Wilber and Aurobindo have described this stage as superhuman. In first person, it’s oneness with God and all the manifestations of God. There is no self, no subject and no object; all experience is now one, unified, overflowing Taste. Absolute and Relative truth also merge into one. What’s more, we see the same awareness looking out of all sentient beings everywhere, and they are immersed in this One Taste, experiencing a particular configuration of the universal.
We transcend the dichotomies of good and evil, pleasure and pain, and inside and outside. There is a deep unity and wholeness underlying these limited dualities. We rest in the oneness and find it in even the most partial and broken perspectives. Our desires, ideas and emotions now arise from that oneness.
There is infinite richness, endless knowledge and boundless connectivity. The present moment and all of time are no longer seperate: we’re aware that they coexist as particularities of eternity.
This is oneness felt, seen, tasted, drunk, eaten, perceived, with no distinction between any of those modalities of perception. It’s pure oneness with no subject or object, living you and you living it.
Wilber speculates that a large-scale embodiment of Supermind would lead to a superhumanity, one evolved far beyond the pain, suffering and torment that has hitherto characterised humankind. A tantalising claim.
By the time a significant number of humans have reached Supermind… those activities [art, morals, science] will scarcely be recognisable in today’s terms.
Ken Wilber
Beyond Supermind
Would the hunter-gatherers living in the savannahs and jungles 100,000 years ago have predicted Orange modernity, with its worldcentric outlook, industrial technology, modern architecture, capitalism, corporations and scientific philosophy? What about postmodernity, with its relativism, rights revolutions and drive for absolute equality?
We have to see ourselves as hunter-gatherers too, even if this undermines our tendency to think we’re at the top of the tree. The future of humanity is a mystery to us. We can gaze at maps like this and dream, but really we’re in the dark. And thousands of years from now, it’s likely that human life will have evolved to such a point that modern humans could hardly recognise it.
And who knows, the 3rd-tier itself may just be a beginning, a slither in the universal story, of humans reaching infinity and beyond.
States and Altitudes
Let’s wrap up with a final, crucial point. In a nutshell, Integral Theory claims that each of these four altitudes are related to a fundamental state of consciousness. This requires some explanation.

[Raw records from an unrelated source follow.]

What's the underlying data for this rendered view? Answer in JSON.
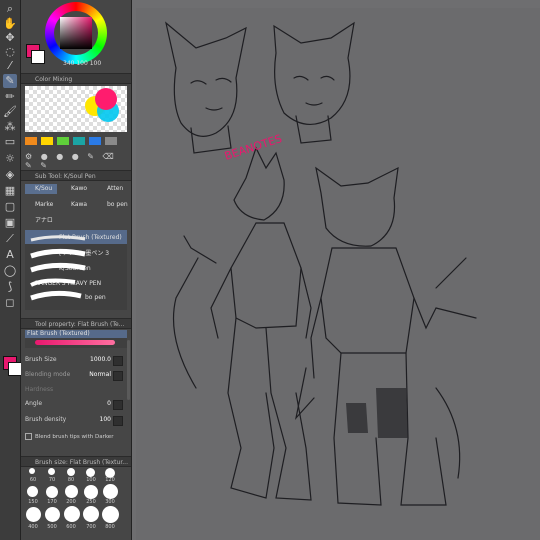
{
  "colors": {
    "main": "#e8186e",
    "sub": "#ffffff",
    "accent": "#5a6f8f"
  },
  "color_wheel": {
    "readout": "340 100 100"
  },
  "color_mixing": {
    "title": "Color Mixing"
  },
  "sub_tool": {
    "title": "Sub Tool: K/Soul Pen",
    "items": [
      {
        "label": "K/Sou",
        "icon": "pen-icon"
      },
      {
        "label": "Kawo",
        "icon": "pen-icon"
      },
      {
        "label": "Atten",
        "icon": "pen-icon"
      },
      {
        "label": "Marke",
        "icon": "marker-icon"
      },
      {
        "label": "Kawa",
        "icon": "pen-icon"
      },
      {
        "label": "bo pen",
        "icon": "pen-icon"
      },
      {
        "label": "アナロ",
        "icon": "pen-icon"
      }
    ]
  },
  "brush_list": [
    {
      "label": "Flat Brush (Textured)"
    },
    {
      "label": "[サイドン墨ペン 3"
    },
    {
      "label": "K/Soul Pen"
    },
    {
      "label": "RANGER'S HEAVY PEN"
    },
    {
      "label": "bo pen"
    }
  ],
  "tool_property": {
    "title": "Tool property: Flat Brush (Te...",
    "selected": "Flat Brush (Textured)",
    "rows": [
      {
        "label": "Brush Size",
        "value": "1000.0"
      },
      {
        "label": "Blending mode",
        "value": "Normal"
      },
      {
        "label": "Hardness",
        "value": ""
      },
      {
        "label": "Angle",
        "value": "0"
      },
      {
        "label": "Brush density",
        "value": "100"
      }
    ],
    "checkbox": "Blend brush tips with Darker"
  },
  "brush_size": {
    "title": "Brush size: Flat Brush (Textur...",
    "values": [
      "60",
      "70",
      "80",
      "100",
      "120",
      "150",
      "170",
      "200",
      "250",
      "300",
      "400",
      "500",
      "600",
      "700",
      "800"
    ]
  },
  "canvas": {
    "text": "BEANOTES"
  }
}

Integral Theory holds that we can embody any state of consciousness (Gross, Subtle, Causal, Witness, Non-dual) at almost any altitude of development. So we could easily embody Non-duality and be identified with Green, meaning we’d interpret our non-dual experience of life in terms of social justice, postmodernity and sensitivity. At Teal, we’d appeal to Teal language – levels of complexity and evolution – to describe it.
Each of these four 3rd-tier altitudes is directly linked (or “conjoined”) to each of the four fundamental states. So if we’re centred at Ultraviolet, let’s say, we have at least a Witnessing capacity, but we don’t have exclusive identity to any 1st or 2nd-tier stages. Therefore, we’ll interpret the Witnessing Mind with Ultraviolet language.
There are plenty of gaps both in my knowledge and in our collective knowledge of these 3rd-tier stages, but the key is that they go beyond 1st- and 2nd-tier, and that merely embodying higher states of consciousness is not enough to reach them.